If a doctor gives cash patients one fee for the first patient and a lower fee for the other family members, then that doctor would have to give another family who were all in an auto accident the same low fee. As discussed previously, two-tiered billing is not legal. A safe family plan would be all children under the age of ten are seen once per month at no charge. Thus cash or insured children are not charged when they come but once per month.

Rule 7: Maintenance Care Cannot Be a Lower Fee Unless Given to Insurance Patients on the Same Frequency.

As discussed above, two-tiered billing is simply not legal whether it is justified on cash/insurance grounds or on maintenance/treatment grounds. Once again, special hardships are permissible. However, if all cash patients appear to be under hardship, the spirit of the law has been violated and the doctor's customary fee could be interpreted as the lower fee. Thus all higher billings to the insurance company could be construed as overbilling.

Rule 8: Advertising No-Out-Of-Pocket Expense (Insurance Accepted As Full Payment) Is Illegal in Various States.

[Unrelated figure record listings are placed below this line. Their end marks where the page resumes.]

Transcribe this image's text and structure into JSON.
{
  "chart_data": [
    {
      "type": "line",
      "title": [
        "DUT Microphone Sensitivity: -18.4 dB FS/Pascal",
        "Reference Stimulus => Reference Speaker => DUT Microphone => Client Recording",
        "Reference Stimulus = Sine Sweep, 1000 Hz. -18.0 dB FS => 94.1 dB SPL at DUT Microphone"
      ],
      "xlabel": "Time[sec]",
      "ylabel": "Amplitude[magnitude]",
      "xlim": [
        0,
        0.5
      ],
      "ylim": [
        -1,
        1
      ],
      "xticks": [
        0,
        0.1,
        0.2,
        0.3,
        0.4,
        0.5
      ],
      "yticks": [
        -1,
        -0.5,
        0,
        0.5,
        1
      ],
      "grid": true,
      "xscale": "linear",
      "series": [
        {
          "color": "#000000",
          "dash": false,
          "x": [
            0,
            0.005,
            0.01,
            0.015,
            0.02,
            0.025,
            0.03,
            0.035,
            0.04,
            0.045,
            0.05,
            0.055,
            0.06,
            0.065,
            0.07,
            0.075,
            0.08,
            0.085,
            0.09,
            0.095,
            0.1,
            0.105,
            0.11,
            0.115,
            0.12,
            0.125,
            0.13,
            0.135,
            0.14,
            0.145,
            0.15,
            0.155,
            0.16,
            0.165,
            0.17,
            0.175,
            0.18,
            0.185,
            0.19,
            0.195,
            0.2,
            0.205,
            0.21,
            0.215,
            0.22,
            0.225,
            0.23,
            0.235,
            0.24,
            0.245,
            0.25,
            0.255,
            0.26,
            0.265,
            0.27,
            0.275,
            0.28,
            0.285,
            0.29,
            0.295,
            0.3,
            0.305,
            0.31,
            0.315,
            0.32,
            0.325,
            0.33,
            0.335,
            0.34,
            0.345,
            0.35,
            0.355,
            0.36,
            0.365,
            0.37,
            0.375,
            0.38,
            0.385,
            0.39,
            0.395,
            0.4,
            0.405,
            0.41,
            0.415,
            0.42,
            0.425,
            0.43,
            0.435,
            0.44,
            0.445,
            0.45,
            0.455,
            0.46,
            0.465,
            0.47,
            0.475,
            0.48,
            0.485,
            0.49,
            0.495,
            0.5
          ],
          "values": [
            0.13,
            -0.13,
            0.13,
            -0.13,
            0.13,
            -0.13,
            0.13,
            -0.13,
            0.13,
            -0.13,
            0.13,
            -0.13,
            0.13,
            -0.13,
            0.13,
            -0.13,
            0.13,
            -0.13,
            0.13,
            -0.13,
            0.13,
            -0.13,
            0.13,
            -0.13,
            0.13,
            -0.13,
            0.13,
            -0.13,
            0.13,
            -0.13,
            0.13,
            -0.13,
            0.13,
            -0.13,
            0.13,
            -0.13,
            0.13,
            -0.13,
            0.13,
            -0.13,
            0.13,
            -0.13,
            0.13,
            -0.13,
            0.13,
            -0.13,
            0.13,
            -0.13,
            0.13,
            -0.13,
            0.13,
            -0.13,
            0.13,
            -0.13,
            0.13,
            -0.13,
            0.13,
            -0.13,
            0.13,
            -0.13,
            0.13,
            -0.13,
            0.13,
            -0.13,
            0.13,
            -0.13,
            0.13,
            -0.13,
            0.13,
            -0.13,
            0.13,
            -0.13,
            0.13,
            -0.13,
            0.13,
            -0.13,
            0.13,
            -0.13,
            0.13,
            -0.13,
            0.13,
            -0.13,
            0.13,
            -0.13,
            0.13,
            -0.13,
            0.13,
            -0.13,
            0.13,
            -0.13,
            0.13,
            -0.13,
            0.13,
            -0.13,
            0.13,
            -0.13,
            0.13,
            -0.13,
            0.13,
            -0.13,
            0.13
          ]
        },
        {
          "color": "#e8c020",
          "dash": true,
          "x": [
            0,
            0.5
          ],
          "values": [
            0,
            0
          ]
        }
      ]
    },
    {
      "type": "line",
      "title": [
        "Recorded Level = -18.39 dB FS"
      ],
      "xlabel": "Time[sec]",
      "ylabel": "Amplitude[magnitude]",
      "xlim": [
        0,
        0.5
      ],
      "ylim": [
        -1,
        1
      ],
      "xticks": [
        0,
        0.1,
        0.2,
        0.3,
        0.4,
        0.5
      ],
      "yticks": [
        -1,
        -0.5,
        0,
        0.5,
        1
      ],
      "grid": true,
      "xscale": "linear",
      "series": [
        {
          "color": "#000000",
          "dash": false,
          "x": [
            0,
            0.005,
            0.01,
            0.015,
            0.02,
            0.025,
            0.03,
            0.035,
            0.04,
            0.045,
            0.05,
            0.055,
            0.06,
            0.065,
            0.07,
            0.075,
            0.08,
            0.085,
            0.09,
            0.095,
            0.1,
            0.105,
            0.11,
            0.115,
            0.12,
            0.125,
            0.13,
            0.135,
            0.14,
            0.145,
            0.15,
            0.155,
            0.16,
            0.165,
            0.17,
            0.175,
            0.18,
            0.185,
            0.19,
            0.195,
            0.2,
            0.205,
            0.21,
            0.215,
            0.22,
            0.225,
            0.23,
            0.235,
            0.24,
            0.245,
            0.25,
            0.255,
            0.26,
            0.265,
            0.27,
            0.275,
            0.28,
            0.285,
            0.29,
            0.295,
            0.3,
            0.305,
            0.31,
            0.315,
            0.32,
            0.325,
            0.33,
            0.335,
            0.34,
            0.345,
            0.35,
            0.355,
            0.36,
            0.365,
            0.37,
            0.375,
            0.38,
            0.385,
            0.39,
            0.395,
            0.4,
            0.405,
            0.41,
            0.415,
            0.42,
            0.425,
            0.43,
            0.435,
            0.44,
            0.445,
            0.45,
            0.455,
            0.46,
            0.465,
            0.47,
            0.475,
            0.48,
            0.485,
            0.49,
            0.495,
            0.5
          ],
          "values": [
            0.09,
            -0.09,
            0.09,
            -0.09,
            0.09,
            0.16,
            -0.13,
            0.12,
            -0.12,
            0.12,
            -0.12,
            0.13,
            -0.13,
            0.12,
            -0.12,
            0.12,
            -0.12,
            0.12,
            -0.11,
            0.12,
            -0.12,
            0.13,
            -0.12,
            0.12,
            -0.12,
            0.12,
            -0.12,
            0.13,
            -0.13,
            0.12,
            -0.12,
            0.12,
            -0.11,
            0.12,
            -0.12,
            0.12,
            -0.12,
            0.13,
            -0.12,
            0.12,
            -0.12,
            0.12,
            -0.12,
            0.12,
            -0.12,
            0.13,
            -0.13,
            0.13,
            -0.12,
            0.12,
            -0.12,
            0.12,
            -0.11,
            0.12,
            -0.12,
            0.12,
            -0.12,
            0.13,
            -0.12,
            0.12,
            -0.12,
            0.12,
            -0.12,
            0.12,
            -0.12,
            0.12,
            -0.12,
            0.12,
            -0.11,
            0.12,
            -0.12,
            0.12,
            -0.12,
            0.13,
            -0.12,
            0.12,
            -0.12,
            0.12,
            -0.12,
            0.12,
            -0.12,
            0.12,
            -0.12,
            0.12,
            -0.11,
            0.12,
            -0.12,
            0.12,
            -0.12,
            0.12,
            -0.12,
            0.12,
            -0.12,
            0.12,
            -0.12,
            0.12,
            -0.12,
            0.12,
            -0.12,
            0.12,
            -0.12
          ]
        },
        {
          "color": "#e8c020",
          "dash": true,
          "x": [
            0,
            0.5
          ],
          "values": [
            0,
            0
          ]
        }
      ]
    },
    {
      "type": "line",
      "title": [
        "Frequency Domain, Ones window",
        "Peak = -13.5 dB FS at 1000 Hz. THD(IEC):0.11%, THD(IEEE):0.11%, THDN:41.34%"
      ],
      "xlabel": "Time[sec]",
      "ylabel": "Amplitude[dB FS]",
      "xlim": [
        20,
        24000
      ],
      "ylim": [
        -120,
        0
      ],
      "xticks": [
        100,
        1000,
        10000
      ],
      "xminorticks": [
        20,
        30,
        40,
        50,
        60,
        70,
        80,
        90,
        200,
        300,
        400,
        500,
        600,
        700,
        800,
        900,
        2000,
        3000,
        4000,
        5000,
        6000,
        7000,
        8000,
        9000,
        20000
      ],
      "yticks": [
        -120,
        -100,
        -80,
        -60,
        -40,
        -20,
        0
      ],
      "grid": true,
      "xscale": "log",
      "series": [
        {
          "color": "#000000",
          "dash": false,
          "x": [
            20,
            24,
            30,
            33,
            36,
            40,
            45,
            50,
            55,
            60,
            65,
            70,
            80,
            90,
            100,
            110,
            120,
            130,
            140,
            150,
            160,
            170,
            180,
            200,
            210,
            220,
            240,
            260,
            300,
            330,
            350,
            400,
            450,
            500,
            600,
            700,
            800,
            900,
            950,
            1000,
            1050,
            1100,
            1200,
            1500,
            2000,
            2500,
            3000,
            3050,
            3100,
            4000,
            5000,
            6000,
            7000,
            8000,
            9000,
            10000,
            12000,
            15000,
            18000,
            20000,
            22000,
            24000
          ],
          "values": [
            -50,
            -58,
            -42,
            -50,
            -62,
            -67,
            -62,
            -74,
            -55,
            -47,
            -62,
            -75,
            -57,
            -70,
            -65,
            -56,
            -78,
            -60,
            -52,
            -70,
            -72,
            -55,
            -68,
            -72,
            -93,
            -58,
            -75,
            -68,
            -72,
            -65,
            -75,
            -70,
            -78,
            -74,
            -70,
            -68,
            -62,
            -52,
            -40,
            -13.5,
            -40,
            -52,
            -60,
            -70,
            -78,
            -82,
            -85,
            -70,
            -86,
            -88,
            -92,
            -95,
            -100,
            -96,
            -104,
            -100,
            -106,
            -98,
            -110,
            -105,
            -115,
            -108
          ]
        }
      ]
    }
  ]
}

In many states, the insurance companies take the approach that if your normal fee is only 80% of what you bill, they will pay only against 80%. Thus, they pay 80% of 80%, i.e., 64%. In some states, the chiropractic boards are now requiring their licentiates to disclose to the insurance company each time a deductible or co-payment is forgiven.

Rule 9: Working with a Medical Doctor May Violate State and Federal Laws.

A chiropractic doctor and a medical doctor can work together; however, proper legal planning is essential. A chiropractor cannot accept any form of kickback for a referral to such an MD In the case of Medicare, this could be considered Mail Fraud. Anyone wishing to create an integrated chiropractic and medical facility should get sound legal advice in writing before proceeding.

In conclusion, a doctor must know the rules of the game. Failure to know the law does not exempt you from it. There is a legal way to accomplish your desire to serve and help people. Be sure to balance you desire to help with proper legal procedures.

We wish you success and a trouble-free practice, and hope that these rules will serve as a good guideline.


Michael Schroeder has formed more than 300 chiropractic-medical practices since 1982. He is the current vice president and general counsel for the American Acupuncture Council, and for the last twelve years has been the vice president of the National Association of Chiropractic Attorneys (NACA). In 1995, NACA honored Mr. Schroeder as their "Attorney of the Year."